They were now celebrating at the pub after coming across the meteorite before the search proper had even got under way.
Fireballs Aotearoa citizen scientist Steve Wyn-Harris excitedly recounted the tale.
“We had hoped to get more [volunteers] to search because it was such a big area to search - 200 or 300 hectares - and we found it. We found it on our way to the search area,” Wyn-Harris said.
Jack Weterings, one of the volunteers, had spotted the meteorite.
“It is a bit like a needle in a haystack and where we were on a big glacial plain covered in stones and very little vegetation, but this particular stone stood out,” Wyn-Harris said.

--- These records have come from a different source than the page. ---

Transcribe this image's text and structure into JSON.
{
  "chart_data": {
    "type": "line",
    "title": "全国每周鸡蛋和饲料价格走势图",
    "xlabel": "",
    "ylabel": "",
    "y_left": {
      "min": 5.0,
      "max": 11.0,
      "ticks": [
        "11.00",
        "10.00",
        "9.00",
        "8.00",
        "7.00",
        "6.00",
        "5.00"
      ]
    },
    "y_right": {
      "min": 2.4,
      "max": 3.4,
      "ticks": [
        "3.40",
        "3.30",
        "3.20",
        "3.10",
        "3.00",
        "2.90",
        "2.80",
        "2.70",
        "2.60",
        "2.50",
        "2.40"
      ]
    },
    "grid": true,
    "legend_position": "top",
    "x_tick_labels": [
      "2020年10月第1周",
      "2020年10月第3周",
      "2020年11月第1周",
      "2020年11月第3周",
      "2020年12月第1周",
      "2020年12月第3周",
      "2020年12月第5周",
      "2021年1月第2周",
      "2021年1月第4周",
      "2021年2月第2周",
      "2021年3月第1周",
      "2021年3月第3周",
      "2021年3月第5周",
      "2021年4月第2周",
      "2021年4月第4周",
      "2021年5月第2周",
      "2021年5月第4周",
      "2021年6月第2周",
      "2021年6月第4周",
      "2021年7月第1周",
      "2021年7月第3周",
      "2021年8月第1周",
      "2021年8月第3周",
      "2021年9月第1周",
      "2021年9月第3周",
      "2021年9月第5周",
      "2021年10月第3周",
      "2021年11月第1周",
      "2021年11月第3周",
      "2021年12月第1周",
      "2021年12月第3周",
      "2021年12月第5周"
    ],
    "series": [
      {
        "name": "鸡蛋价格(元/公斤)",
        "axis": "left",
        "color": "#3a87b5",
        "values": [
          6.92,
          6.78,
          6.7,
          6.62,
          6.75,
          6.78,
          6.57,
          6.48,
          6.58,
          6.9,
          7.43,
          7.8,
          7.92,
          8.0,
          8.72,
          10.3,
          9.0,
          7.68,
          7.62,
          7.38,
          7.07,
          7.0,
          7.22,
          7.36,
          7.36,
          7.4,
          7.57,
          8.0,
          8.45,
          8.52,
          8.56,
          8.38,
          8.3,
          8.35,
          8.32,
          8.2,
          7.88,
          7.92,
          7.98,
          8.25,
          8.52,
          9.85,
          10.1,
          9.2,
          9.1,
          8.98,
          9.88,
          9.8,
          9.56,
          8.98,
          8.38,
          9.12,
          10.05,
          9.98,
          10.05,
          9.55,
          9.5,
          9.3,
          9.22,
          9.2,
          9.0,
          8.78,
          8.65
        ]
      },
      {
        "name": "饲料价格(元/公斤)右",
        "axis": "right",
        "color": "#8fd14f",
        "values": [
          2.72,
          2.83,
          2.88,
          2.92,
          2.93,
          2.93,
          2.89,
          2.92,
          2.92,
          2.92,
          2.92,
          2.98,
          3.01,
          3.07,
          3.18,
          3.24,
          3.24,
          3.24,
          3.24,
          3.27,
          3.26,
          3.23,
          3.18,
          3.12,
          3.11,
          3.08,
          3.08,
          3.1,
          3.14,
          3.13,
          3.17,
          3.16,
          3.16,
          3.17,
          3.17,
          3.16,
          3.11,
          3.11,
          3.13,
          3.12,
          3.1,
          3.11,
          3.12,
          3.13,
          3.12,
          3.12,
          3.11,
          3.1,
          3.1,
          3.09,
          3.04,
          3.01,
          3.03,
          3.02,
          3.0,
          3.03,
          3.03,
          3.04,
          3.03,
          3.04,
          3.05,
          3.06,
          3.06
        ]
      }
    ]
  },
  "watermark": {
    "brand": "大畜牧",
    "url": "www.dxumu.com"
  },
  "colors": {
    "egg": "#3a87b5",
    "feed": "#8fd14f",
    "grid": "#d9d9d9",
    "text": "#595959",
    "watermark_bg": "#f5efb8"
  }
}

“It looked a bit like a piece of coal - a dark, black stone amongst a whole lot of grey, greywacke. It had embedded itself into the ground. It was in a small crater. We think this stone is about a kilo in weight.”
Geologist Marshall Palmer inspected it and was very excited by the find.
Fireballs Aotearoa director James Scott had also inspected it remotely from Germany and was equally excited.
Palmer’s initial analysis of the rock showed it was very high in nickel, “which is almost confirmation it’s a meteorite”, Wyn-Harris said.
The rock would now be sent to the University of Otago to confirm its extra-terrestrial origins, but those involved were 99 per cent sure it was the meteorite.
“We found the bastard and this is not just my Everest but Fireballs Aotearoa, which has co-ordinated the search and whose cameras allowed the maths and physics to be done to know where to search, but also a small group of volunteers from the Tekapo community,” Wyn-Harris said.
In exchange for giving up ownership of the meteorite, Weterings had been gifted a fireballs camera so he could join the citizen sleuths with an eye on the sky.
Meteorites that landed on private land became the property of the landowner, but those found on public land were subject to the law of finders-keepers.